Jalink K, Hengeveld T, Mulder S, Postma F R, Simon M F, Chap H, van der Marel G A, van Boom J H, van Blitterswijk W J, Moolenaar W H
Division of Cellular Biochemistry, The Netherlands Cancer Institute, Amsterdam.
Biochem J. 1995 Apr 15;307 ( Pt 2)(Pt 2):609-16. doi: 10.1042/bj3070609.

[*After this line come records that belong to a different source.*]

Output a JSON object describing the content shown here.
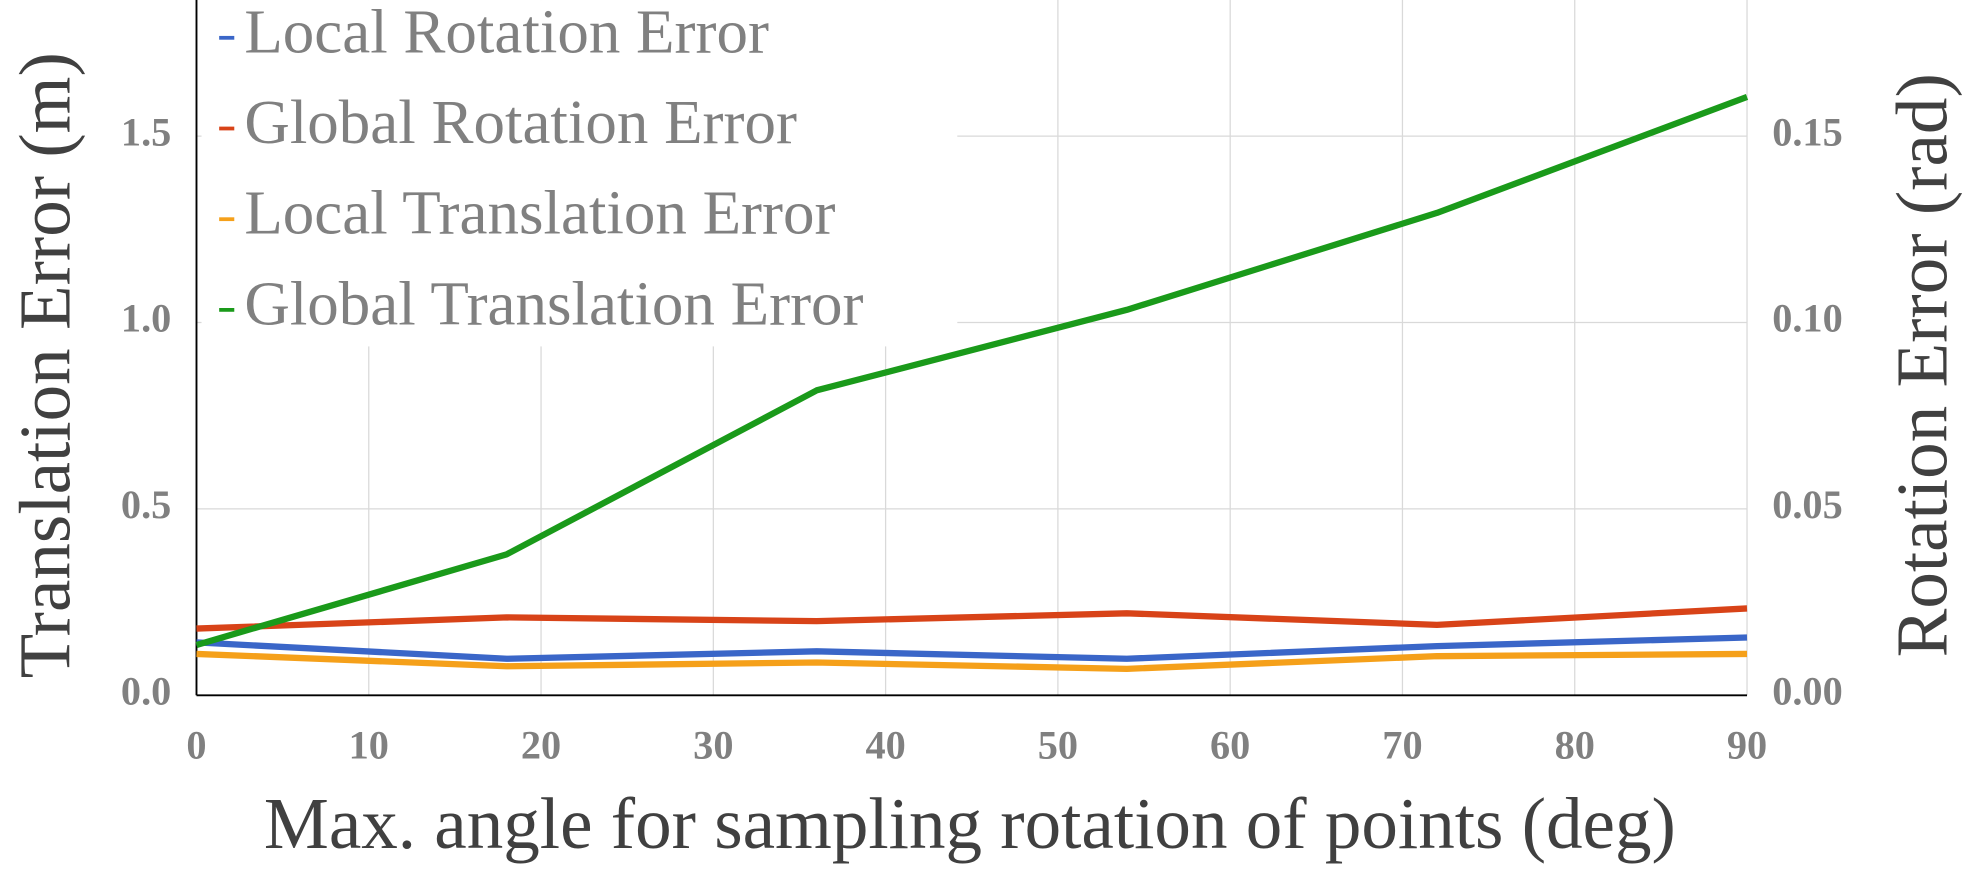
{
  "chart_data": {
    "type": "line",
    "xlabel": "Max. angle for sampling rotation of points (deg)",
    "ylabel": "Translation Error (m)",
    "y2label": "Rotation Error (rad)",
    "x": [
      0,
      18,
      36,
      54,
      72,
      90
    ],
    "xlim": [
      0,
      90
    ],
    "xticks": [
      0,
      10,
      20,
      30,
      40,
      50,
      60,
      70,
      80,
      90
    ],
    "ylim": [
      0,
      1.865
    ],
    "yticks": [
      {
        "value": 0,
        "label": "0.0"
      },
      0.5,
      {
        "value": 1,
        "label": "1.0"
      },
      1.5
    ],
    "y2lim": [
      0,
      0.1865
    ],
    "y2ticks": [
      {
        "value": 0,
        "label": "0.00"
      },
      {
        "value": 0.05,
        "label": "0.05"
      },
      {
        "value": 0.1,
        "label": "0.10"
      },
      {
        "value": 0.15,
        "label": "0.15"
      }
    ],
    "grid": true,
    "legend": "upper left",
    "series": [
      {
        "name": "Local Rotation Error",
        "color": "#3a66c8",
        "axis": "y2",
        "values": [
          0.0142,
          0.0098,
          0.0118,
          0.0098,
          0.0132,
          0.0155
        ]
      },
      {
        "name": "Global Rotation Error",
        "color": "#d84318",
        "axis": "y2",
        "values": [
          0.0179,
          0.0209,
          0.0199,
          0.022,
          0.0189,
          0.0233
        ]
      },
      {
        "name": "Local Translation Error",
        "color": "#f5a01a",
        "values": [
          0.111,
          0.078,
          0.088,
          0.071,
          0.105,
          0.111
        ]
      },
      {
        "name": "Global Translation Error",
        "color": "#1a9a1a",
        "values": [
          0.135,
          0.378,
          0.818,
          1.034,
          1.294,
          1.605
        ]
      }
    ]
  }
}
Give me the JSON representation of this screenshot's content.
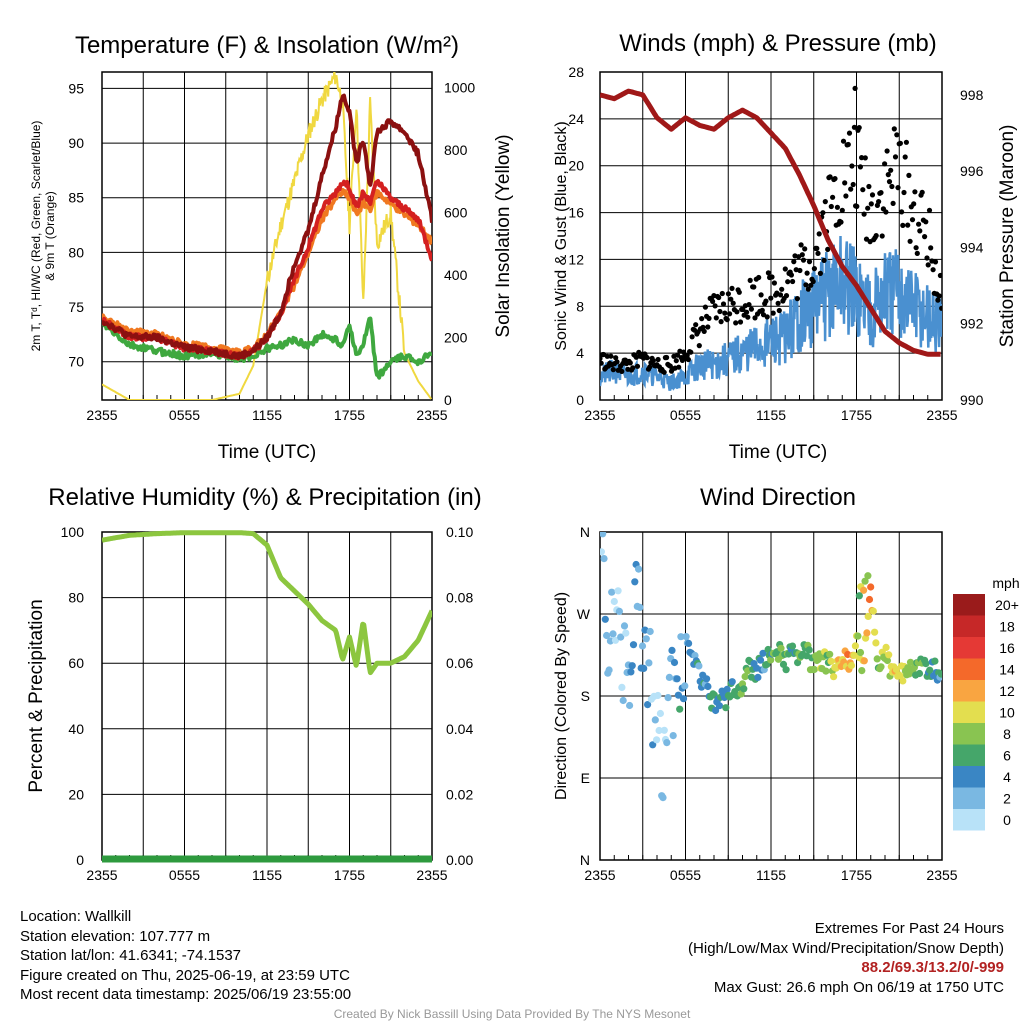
{
  "chart_data": [
    {
      "type": "line",
      "title": "Temperature (F) & Insolation (W/m²)",
      "xlabel": "Time (UTC)",
      "ylabel": "2m T, T_d, HI/WC (Red, Green, Scarlet/Blue) & 9m T (Orange)",
      "y2label": "Solar Insolation (Yellow)",
      "x_ticks": [
        "2355",
        "0555",
        "1155",
        "1755",
        "2355"
      ],
      "ylim": [
        66.5,
        96.5
      ],
      "y_ticks": [
        70,
        75,
        80,
        85,
        90,
        95
      ],
      "y2lim": [
        0,
        1050
      ],
      "y2_ticks": [
        0,
        200,
        400,
        600,
        800,
        1000
      ],
      "x_hours": [
        0,
        2,
        4,
        6,
        8,
        10,
        11,
        12,
        13,
        14,
        15,
        16,
        17,
        17.5,
        18,
        18.5,
        19,
        19.5,
        20,
        21,
        22,
        23,
        24
      ],
      "series": [
        {
          "color": "#8b1010",
          "values": [
            73.8,
            72.3,
            72.2,
            71.3,
            71.0,
            70.5,
            71.0,
            72.2,
            74.5,
            79.0,
            82.0,
            87.0,
            91.5,
            94.5,
            93.0,
            88.0,
            90.5,
            86.0,
            91.0,
            92.0,
            91.0,
            89.0,
            83.0
          ]
        },
        {
          "color": "#d42020",
          "values": [
            73.8,
            72.3,
            72.2,
            71.3,
            71.0,
            70.5,
            71.0,
            72.2,
            74.5,
            77.5,
            80.5,
            84.0,
            85.5,
            86.5,
            86.0,
            84.0,
            85.5,
            84.5,
            86.5,
            85.0,
            84.0,
            83.0,
            79.5
          ]
        },
        {
          "color": "#f07820",
          "values": [
            74.0,
            72.8,
            72.5,
            71.6,
            71.3,
            70.8,
            71.2,
            72.5,
            74.5,
            77.0,
            80.0,
            83.0,
            85.0,
            85.5,
            85.0,
            83.5,
            84.5,
            84.0,
            85.5,
            84.5,
            83.5,
            82.5,
            81.0
          ]
        },
        {
          "color": "#3fa83f",
          "values": [
            73.5,
            71.5,
            71.0,
            70.5,
            70.8,
            70.3,
            70.5,
            71.2,
            71.5,
            72.0,
            71.5,
            72.5,
            72.0,
            71.5,
            73.5,
            70.5,
            71.5,
            74.0,
            68.5,
            70.0,
            70.5,
            70.0,
            71.0
          ]
        }
      ],
      "insolation": {
        "color": "#f0d840",
        "values": [
          50,
          0,
          0,
          0,
          0,
          20,
          110,
          380,
          560,
          700,
          850,
          960,
          1040,
          950,
          560,
          950,
          300,
          950,
          500,
          600,
          150,
          60,
          0
        ]
      }
    },
    {
      "type": "scatter",
      "title": "Winds (mph) & Pressure (mb)",
      "xlabel": "Time (UTC)",
      "ylabel": "Sonic Wind & Gust (Blue, Black)",
      "y2label": "Station Pressure (Maroon)",
      "x_ticks": [
        "2355",
        "0555",
        "1155",
        "1755",
        "2355"
      ],
      "ylim": [
        0,
        28
      ],
      "y_ticks": [
        0,
        4,
        8,
        12,
        16,
        20,
        24,
        28
      ],
      "y2lim": [
        990,
        998.6
      ],
      "y2_ticks": [
        990,
        992,
        994,
        996,
        998
      ],
      "x_hours": [
        0,
        1,
        2,
        3,
        4,
        5,
        6,
        7,
        8,
        9,
        10,
        11,
        12,
        13,
        14,
        15,
        16,
        17,
        18,
        19,
        20,
        21,
        22,
        23,
        24
      ],
      "wind": {
        "color": "#4a90d0",
        "values": [
          2,
          2.5,
          2,
          2.5,
          2,
          1.5,
          2,
          3,
          3,
          3.5,
          4,
          4.5,
          5,
          5.5,
          7,
          8,
          9,
          10,
          9,
          8,
          9,
          9,
          8,
          7,
          6
        ]
      },
      "gust": {
        "color": "#000000",
        "values": [
          3.5,
          3,
          3,
          3.5,
          3,
          3,
          4,
          6,
          7.5,
          8,
          8.5,
          9,
          9,
          10,
          11,
          12,
          16,
          19,
          20,
          16,
          18,
          20,
          16,
          14,
          8
        ]
      },
      "pressure": {
        "color": "#a01818",
        "values": [
          998.0,
          997.9,
          998.1,
          998.0,
          997.4,
          997.1,
          997.4,
          997.2,
          997.1,
          997.4,
          997.6,
          997.4,
          997.0,
          996.6,
          995.9,
          995.1,
          994.2,
          993.5,
          993.0,
          992.4,
          991.8,
          991.5,
          991.3,
          991.2,
          991.2
        ]
      },
      "gust_max": 26.6
    },
    {
      "type": "line",
      "title": "Relative Humidity (%) & Precipitation (in)",
      "ylabel": "Percent & Precipitation",
      "x_ticks": [
        "2355",
        "0555",
        "1155",
        "1755",
        "2355"
      ],
      "ylim": [
        0,
        100
      ],
      "y_ticks": [
        0,
        20,
        40,
        60,
        80,
        100
      ],
      "y2lim": [
        0,
        0.1
      ],
      "y2_ticks": [
        "0.00",
        "0.02",
        "0.04",
        "0.06",
        "0.08",
        "0.10"
      ],
      "x_hours": [
        0,
        2,
        4,
        6,
        8,
        10,
        11,
        12,
        13,
        14,
        15,
        16,
        17,
        17.5,
        18,
        18.5,
        19,
        19.5,
        20,
        21,
        22,
        23,
        24
      ],
      "rh": {
        "color": "#8cc63f",
        "values": [
          97.5,
          99,
          99.5,
          99.8,
          99.8,
          99.8,
          99.5,
          96,
          86,
          82,
          78,
          73,
          70,
          61,
          68,
          59,
          73,
          57,
          60,
          60,
          62,
          67,
          76
        ]
      },
      "precip": {
        "color": "#2e9a3e",
        "values": [
          0,
          0,
          0,
          0,
          0,
          0,
          0,
          0,
          0,
          0,
          0,
          0,
          0,
          0,
          0,
          0,
          0,
          0,
          0,
          0,
          0,
          0,
          0
        ]
      }
    },
    {
      "type": "scatter",
      "title": "Wind Direction",
      "ylabel": "Direction (Colored By Speed)",
      "x_ticks": [
        "2355",
        "0555",
        "1155",
        "1755",
        "2355"
      ],
      "y_ticks": [
        "N",
        "E",
        "S",
        "W",
        "N"
      ],
      "ylim": [
        0,
        360
      ],
      "x_hours": [
        0.2,
        0.5,
        1.0,
        1.5,
        2.0,
        2.5,
        3.0,
        3.5,
        4.0,
        4.5,
        5.0,
        5.5,
        6.0,
        6.5,
        7.0,
        7.5,
        8.0,
        8.5,
        9.0,
        9.5,
        10.0,
        10.5,
        11.0,
        11.5,
        12.0,
        12.5,
        13.0,
        13.5,
        14.0,
        14.5,
        15.0,
        15.5,
        16.0,
        16.5,
        17.0,
        17.5,
        18.0,
        18.5,
        19.0,
        19.5,
        20.0,
        20.5,
        21.0,
        21.5,
        22.0,
        22.5,
        23.0,
        23.5,
        24.0
      ],
      "direction_deg": [
        340,
        200,
        290,
        210,
        200,
        320,
        240,
        200,
        150,
        100,
        180,
        185,
        250,
        220,
        200,
        190,
        170,
        175,
        180,
        190,
        195,
        210,
        205,
        220,
        225,
        230,
        220,
        225,
        215,
        230,
        210,
        220,
        215,
        210,
        220,
        215,
        240,
        210,
        300,
        215,
        230,
        205,
        210,
        200,
        210,
        215,
        205,
        210,
        205
      ],
      "speed_mph": [
        1,
        2,
        1,
        1,
        2,
        3,
        4,
        2,
        1,
        1,
        3,
        4,
        3,
        4,
        4,
        4,
        5,
        4,
        5,
        6,
        7,
        6,
        5,
        4,
        6,
        8,
        6,
        5,
        7,
        6,
        8,
        9,
        7,
        10,
        11,
        12,
        9,
        10,
        13,
        7,
        8,
        10,
        11,
        9,
        8,
        7,
        6,
        5,
        4
      ],
      "legend": {
        "title": "mph",
        "labels": [
          "20+",
          "18",
          "16",
          "14",
          "12",
          "10",
          "8",
          "6",
          "4",
          "2",
          "0"
        ],
        "colors": [
          "#9a1b1b",
          "#c62828",
          "#e53935",
          "#f4692a",
          "#f9a541",
          "#e3de4f",
          "#89c451",
          "#45a66a",
          "#3a86c4",
          "#7ab8e2",
          "#b8e2f8"
        ]
      }
    }
  ],
  "info": {
    "location": "Location: Wallkill",
    "elevation": "Station elevation: 107.777 m",
    "latlon": "Station lat/lon: 41.6341; -74.1537",
    "created": "Figure created on Thu, 2025-06-19, at 23:59 UTC",
    "recent": "Most recent data timestamp: 2025/06/19 23:55:00"
  },
  "extremes": {
    "title": "Extremes For Past 24 Hours",
    "subtitle": "(High/Low/Max Wind/Precipitation/Snow Depth)",
    "values": "88.2/69.3/13.2/0/-999",
    "gust": "Max Gust: 26.6 mph On 06/19 at 1750 UTC"
  },
  "credit": "Created By Nick Bassill Using Data Provided By The NYS Mesonet"
}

Lysophosphatidic acid (LPA; 1-acyl-sn-glycero-3-phosphate) is a platelet-derived lipid mediator that activates its own G-protein-coupled receptor to trigger phospholipase C-mediated Ca2+ mobilization and other effector pathways in numerous cell types. In this study we have examined the structural features of LPA that are important for activation of the Ca(2+)-mobilizing receptor in human A431 carcinoma cells, which show an EC50 for oleoyl-LPA as low as 0.2 nM. When the acyl chain at the sn-1 position is altered, the rank order of potency is oleoyl-LPA > arachidonoyl-LPA > linolenoyl-LPA > linoleoyl-LPA > stearoyl-LPA = palmitoyl-LPA > myristoyl-LPA. The shorter-chain species, lauroyl- and decanoyl-LPA, show little or no activity. Ether-linked LPA (1-O-hexadecyl-sn-glycero-3-phosphate) is somewhat less potent than the corresponding ester-linked LPA; its stereoisomer is about equally active. Deletion of the glycerol backbone causes a 1000-fold decrease in potency. Replacement of the phosphate group in palmitoyl-LPA by a hydrogen- or methyl-phosphonate moiety results in complete loss of activity. A phosphonate analogue with a methylene group replacing the oxygen at sn-3 has strongly decreased activity. All three phosphonate analogues induce cell lysis at doses > 15 microM. Similarly, the methyl and ethyl esters of palmitoyl-LPA are virtually inactive and become cytotoxic at micromolar doses. None of the LPA analogues tested has antagonist activity. Sphingosine 1-phosphate, a putative messenger with some structural similarities to LPA, elicits a transient rise in intracellular [Ca2+] only at micromolar doses; however, cross-desensitization experiments indicate that sphingosine 1-phosphate does not act through the LPA receptor. The results indicate that, although many features of the LPA structure are important for optimal activity, the phosphate group is most critical, suggesting that this moiety is directly involved in receptor activation.
溶血磷脂酸(LPA;1-酰基-sn-甘油-3-磷酸)是一种源自血小板的脂质介质,它激活自身的G蛋白偶联受体,从而在多种细胞类型中触发磷脂酶C介导的Ca2+动员及其他效应途径。在本研究中,我们检测了LPA的结构特征,这些特征对于激活人A431癌细胞中的Ca(2+)动员受体很重要,该受体对油酰-LPA的EC50低至0.2 nM。当sn-1位的酰基链发生改变时,效力的排序为:油酰-LPA > 花生四烯酰-LPA > 亚麻酸酰-LPA > 亚油酰-LPA > 硬脂酰-LPA = 棕榈酰-LPA > 肉豆蔻酰-LPA。较短链的月桂酰-LPA和癸酰-LPA几乎没有活性。醚键连接的LPA(1-O-十六烷基-sn-甘油-3-磷酸)的效力略低于相应的酯键连接的LPA;其立体异构体的活性大致相同。去除甘油主链会导致效力降低1000倍。用氢膦酸酯或甲基膦酸酯部分取代棕榈酰-LPA中的磷酸基团会导致活性完全丧失。在sn-3位用亚甲基取代氧的膦酸酯类似物活性大幅降低。所有三种膦酸酯类似物在剂量>15 microM时都会诱导细胞裂解。同样,棕榈酰-LPA的甲酯和乙酯实际上没有活性,在微摩尔剂量时具有细胞毒性。所测试的LPA类似物均无拮抗活性。鞘氨醇-1-磷酸是一种与LPA有一些结构相似性的假定信使,仅在微摩尔剂量时才会引起细胞内[Ca2+]的短暂升高;然而,交叉脱敏实验表明鞘氨醇-1-磷酸不是通过LPA受体起作用。结果表明,尽管LPA结构的许多特征对最佳活性很重要,但磷酸基团最为关键,这表明该部分直接参与受体激活。